Compreensão das formas da natureza, em desenvolvimento gradativo, do mais bruto ao mais sublime.

Unidades Temáticas

São quatro as unidades temáticas a desenvolver na seguinte sucessão:

1ª Estudo dos Minerais;

2ª Estudo dos Vegetais;

3ª Estudo dos Animais;

4ª Estudo do Homem.

Para cada ente dado a estudar em cada uma das unidades temáticas, será desenvolvida uma abordagem às suas seguintes características:

- Medida (sua extensão no real);

- Proporção (relação de medidas em si e com o exterior);

- Luz (ilusões, sombras e cores);

- Inserção (situação de emergência na natureza);

- Desenvolvimento (movimento e adaptação à natureza);

- Destino (possíveis consequências naturais ou artificiais).
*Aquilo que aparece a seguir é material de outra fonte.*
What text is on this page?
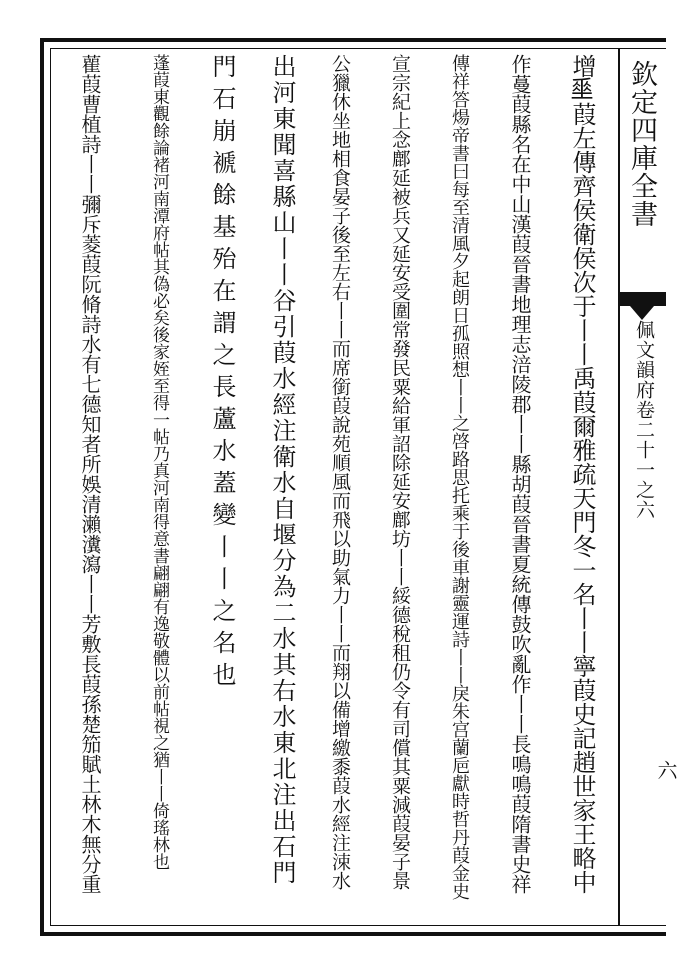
欽定四庫全書
佩文韻府卷二十一之六
六
增𡍮葭左傳齊侯衛侯次于丨丨禹葭爾雅疏天門冬一名丨丨寧葭史記趙世家王略中
作蔓葭縣名在中山漢葭晉書地理志涪陵郡丨丨縣胡葭晉書夏統傳鼓吹亂作丨丨長鳴鳴葭隋書史祥
傳祥答煬帝書曰每至清風夕起朗日孤照想丨丨之啓路思托乘于後車謝靈運詩丨丨戾朱宫蘭巵獻時哲丹葭金史
宣宗紀上念鄜延被兵又延安受圍常發民粟給軍詔除延安鄜坊丨丨綏德稅租仍令有司償其粟減葭晏子景
公獵休坐地相食晏子後至左右丨丨而席銜葭說苑順風而飛以助氣力丨丨而翔以備增繳黍葭水經注涑水
出河東聞喜縣山丨丨谷引葭水經注衛水自堰分為二水其右水東北注出石門
門石崩褫餘基殆在謂之長蘆水蓋變丨丨之名也
蓬葭東觀餘論褚河南潭府帖其偽必矣後家姪至得一帖乃真河南得意書翩翩有逸敬體以前帖視之猶丨丨倚瑤林也
雚葭曹植詩丨丨彌斥菱葭阮脩詩水有七德知者所娛清瀨瀵瀉丨丨芳敷長葭孫楚笳賦土林木無分重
Para cada ente dado a estudar em cada uma das unidades temáticas, o aprendiz poderá ser estimulado a organizar a sucessão da sua abordagem pela ordem seguinte:

1º - Procura – Período em que irá dar-se a definição progressiva da ideia inerente àquilo que está em estudo, por meio de registos introvertidos;

2º - Objectividade – Período adequado á projecção e exposição conclusiva do que estudou, por meio de registos extrovertidos que permitam uma leitura objectiva do que se pretende expressar;

3º - Subjectividade – Período correspondente à projecção e exposição conclusiva do que estudou, mostrando uma perspectiva subjectiva do que se pretende.

Desenho II

Motivo

Compreensão das formas da Arte enquadradas nos diversos géneros artísticos e considerando as respectivas obras como imagens no sentido que definido nas palavras de introdução. Este andamento do curso segue como complemento de Desenho I.

Unidades Temáticas

Consideremos nove géneros artísticos e a cada um façamos corresponder uma unidade temática. Assim, sendo as seguintes as nove unidades temáticas deverão as mesmas desenvolver-se na sucessão que também segue:

1ª - Estudo do Canto;

2ª - Estudo da Música;

3ª - Estudo da Dança;

4ª - Estudo da Pintura;

5ª - Estudo da Escultura;

6ª - Estudo da Arquitectura;

7ª - Estudo do Teatro;

8ª - Estudo da Literatura;

9ª - Estudo da Poesia.

Pretende-se pois que o aprendiz seja estimulado a descobrir as regras possíveis para a elaboração das obras em cada uma destas artes, com especial relevo para aquelas em que a representação é visual; será estimulado a descobrir como a matéria ou o sensível, especialmente o visual, condicionam a obra de arte; e ainda a descobrir as regras desse condicionamento.